According to its January 6, 2010 press release (here), the U.S. Equal Employment Commission announced that near record numbers of workplace discrimination charges were filed with the agency in the fiscal year ending September 30, 2009. As reflected in the agency’s statistical presentation, there were 93,277 charges filed in FY 2009, which is the second-highest number the agency has recorded.
The highest annual number filings occurred in FY 2008, when 95,402 charges were filed. The FY 2009 filing levels were about 2.2% below the FY 2008 levels, but still well above any prior year. After 2008, the next closest year in terms of filing activity was FY 2002 (during the prior economic downturn), when there were 84,442 filings.
Consistent with recent historical trends, the most frequently alleged types of discrimination are race (36%), retaliation (36%) and sex-based discrimination. (A single charge filing may allege multiple types of discrimination.) Allegations based on age-based disability (up about 10%), religion (up 3%) and/or national origin (up 5%) hit record highs. Allegations of age-based discrimination reached the second-highest level ever.
The EEOC also reported that through its enforcement, mediation and litigation programs, the agency "recovered more than $376 million in monetary relief for thousands of discrimination victims."
The EEOC’s press release states that the "near-historic level of total discrimination charge filings [in FY 2009] may be due to multiple factors," including "greater accessibility of the EEOC to the public, economic conditions, increased diversity and demographic shifts in the labor force, [and] employees’ greater awareness of their rights under law."
The sustained record level of EEOC charge filings during the fiscal years 2008 and 2009 should be a matter of concern for every employer. These figures not only underscore the need for every employer to adopt and implement best employment practices, they also highlight the need for every employer to procure employment practices insurance as a critical and indispensible part of their insurance program.
The EEOC’s suggestion that the heightened level of filings of individual charges is due in part to the economic conditions and to employees’ greater awareness of their rights also suggests that, as the current economic downturn drags on, the elevated filing levels could continue for some time to come.
A January 6, 2010 National Law Journal article about the EEOC’s statistical release can be found here (registration required).
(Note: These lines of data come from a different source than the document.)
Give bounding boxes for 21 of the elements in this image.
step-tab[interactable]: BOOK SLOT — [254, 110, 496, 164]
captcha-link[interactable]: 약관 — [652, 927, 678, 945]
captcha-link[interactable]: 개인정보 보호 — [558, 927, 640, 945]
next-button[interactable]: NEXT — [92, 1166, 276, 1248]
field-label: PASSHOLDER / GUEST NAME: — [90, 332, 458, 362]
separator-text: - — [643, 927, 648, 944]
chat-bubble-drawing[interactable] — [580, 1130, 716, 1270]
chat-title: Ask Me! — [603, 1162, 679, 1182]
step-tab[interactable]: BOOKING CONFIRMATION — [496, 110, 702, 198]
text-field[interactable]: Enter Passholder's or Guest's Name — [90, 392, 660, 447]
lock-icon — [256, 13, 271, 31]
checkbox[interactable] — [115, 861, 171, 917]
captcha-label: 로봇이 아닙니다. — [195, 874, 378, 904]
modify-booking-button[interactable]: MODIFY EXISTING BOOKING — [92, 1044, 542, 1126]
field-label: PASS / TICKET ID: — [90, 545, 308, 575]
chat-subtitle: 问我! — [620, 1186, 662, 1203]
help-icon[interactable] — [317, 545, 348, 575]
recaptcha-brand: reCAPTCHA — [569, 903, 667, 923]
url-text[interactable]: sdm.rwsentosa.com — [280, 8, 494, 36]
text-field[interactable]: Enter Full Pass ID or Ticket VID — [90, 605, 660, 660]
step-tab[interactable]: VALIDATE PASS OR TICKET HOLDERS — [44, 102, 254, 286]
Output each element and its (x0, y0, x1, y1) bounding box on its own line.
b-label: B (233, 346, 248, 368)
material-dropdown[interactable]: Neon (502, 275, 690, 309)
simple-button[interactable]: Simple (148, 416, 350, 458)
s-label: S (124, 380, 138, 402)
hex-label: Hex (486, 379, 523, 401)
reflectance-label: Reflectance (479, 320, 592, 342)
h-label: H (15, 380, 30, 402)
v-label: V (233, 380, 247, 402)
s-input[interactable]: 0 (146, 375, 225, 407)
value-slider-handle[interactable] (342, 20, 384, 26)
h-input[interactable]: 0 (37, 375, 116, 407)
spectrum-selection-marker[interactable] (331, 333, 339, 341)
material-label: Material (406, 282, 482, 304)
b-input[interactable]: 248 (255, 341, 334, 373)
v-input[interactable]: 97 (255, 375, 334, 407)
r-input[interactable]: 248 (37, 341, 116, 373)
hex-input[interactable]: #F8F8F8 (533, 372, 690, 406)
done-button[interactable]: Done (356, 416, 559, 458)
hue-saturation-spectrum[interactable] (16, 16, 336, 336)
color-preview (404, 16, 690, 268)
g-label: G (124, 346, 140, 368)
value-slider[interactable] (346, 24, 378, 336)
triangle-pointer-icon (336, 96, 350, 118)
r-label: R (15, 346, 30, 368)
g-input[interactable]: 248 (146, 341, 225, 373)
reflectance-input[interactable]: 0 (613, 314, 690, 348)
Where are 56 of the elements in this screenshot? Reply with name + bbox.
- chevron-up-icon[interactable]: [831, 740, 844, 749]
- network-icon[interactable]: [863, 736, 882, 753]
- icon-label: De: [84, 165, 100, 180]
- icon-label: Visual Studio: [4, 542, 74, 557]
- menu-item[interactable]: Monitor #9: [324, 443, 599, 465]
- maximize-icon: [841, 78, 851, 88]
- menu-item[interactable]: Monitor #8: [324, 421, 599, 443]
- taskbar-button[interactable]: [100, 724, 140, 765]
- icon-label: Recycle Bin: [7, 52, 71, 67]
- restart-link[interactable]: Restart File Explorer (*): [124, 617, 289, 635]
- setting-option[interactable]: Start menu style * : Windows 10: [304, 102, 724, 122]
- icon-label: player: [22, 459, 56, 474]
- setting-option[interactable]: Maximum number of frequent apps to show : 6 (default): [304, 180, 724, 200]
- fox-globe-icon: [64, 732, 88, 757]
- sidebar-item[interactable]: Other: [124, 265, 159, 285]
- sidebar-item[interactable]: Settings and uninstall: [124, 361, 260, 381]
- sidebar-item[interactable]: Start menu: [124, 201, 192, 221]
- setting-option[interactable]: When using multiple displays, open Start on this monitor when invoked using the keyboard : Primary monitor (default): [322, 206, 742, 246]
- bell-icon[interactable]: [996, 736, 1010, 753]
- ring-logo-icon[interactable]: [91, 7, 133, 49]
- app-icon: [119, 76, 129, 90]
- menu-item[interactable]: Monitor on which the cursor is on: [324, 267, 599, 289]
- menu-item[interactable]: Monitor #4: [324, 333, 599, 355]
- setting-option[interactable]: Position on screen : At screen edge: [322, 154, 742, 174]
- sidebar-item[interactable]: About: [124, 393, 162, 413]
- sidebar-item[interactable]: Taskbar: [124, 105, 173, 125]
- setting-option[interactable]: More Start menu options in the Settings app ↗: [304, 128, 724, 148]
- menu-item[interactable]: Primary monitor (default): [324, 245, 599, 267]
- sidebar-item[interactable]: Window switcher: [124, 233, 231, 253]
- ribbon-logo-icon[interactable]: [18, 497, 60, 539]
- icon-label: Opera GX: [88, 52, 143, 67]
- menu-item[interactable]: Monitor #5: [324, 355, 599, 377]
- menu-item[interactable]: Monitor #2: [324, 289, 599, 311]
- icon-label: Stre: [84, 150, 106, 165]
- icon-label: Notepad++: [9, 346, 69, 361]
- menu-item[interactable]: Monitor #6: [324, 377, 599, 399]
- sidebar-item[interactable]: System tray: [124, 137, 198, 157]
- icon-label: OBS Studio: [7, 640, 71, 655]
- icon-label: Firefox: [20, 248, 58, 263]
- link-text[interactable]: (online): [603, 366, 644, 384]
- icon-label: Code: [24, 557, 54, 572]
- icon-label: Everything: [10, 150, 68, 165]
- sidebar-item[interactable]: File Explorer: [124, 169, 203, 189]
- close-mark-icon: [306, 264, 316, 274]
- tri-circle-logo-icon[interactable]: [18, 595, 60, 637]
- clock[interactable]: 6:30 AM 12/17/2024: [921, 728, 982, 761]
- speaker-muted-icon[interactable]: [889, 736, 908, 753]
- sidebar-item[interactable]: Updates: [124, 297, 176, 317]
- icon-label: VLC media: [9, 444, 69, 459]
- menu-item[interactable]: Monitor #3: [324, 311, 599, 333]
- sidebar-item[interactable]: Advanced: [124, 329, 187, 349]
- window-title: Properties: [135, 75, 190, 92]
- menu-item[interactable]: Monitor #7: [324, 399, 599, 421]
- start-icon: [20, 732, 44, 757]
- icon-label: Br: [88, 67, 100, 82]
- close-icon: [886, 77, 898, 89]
Another Securities Class Action Trial: We are all awaiting the outcome of the long running Vivendi trial, which is just wrapping up this week in the Southern District of New York. But while all eyes were on the Vivendi trial, few of us noted that another securities class action trial was going on in the Central District of California, in the American Mutual Funds Fee Litigation.
Kudos to Adam Savett of the Securities Litigation Watch blog, who first brought this development to my attention in his blog post here.
The case apparently went forward as a bench trial this past summer before Judge Gary Feess, whose December 28, 2009 post-trial Findings of Fact and Conclusions of Law can be found here. Essentially, the plaintiffs alleged that the defendants had violated the federal securities laws by charging excessive advisory and distribution fees. Judge Feess concluded that the plaintiffs had not sustained their burden of proving that the fees were so "disproportionately large" that they bore "no reasonable relationship" to the services, as the plaintiffs were required to show in order to prevail.
As the Securities Litigation Watch details here, there have now been 22 post-1996 securities class action lawsuit cases that have gone to trial (not counting Vivendi), eight of which involved post-PSLRA conduct and that have actually gone to verdict. Taking into account post-verdict motions and appeals, the current scoreboard on these post-PSLRA lawsuit verdicts (according to the SLW’s data) now reads: Defendants 5, Plaintiffs 3. (Soon to be updated, I suppose, after the Vivendi jury reaches a verdict.)
Andrew Longstreth’s January 6, 2009 American Lawyer article about the American Mutual Funds Fee Litigation verdict can be found here.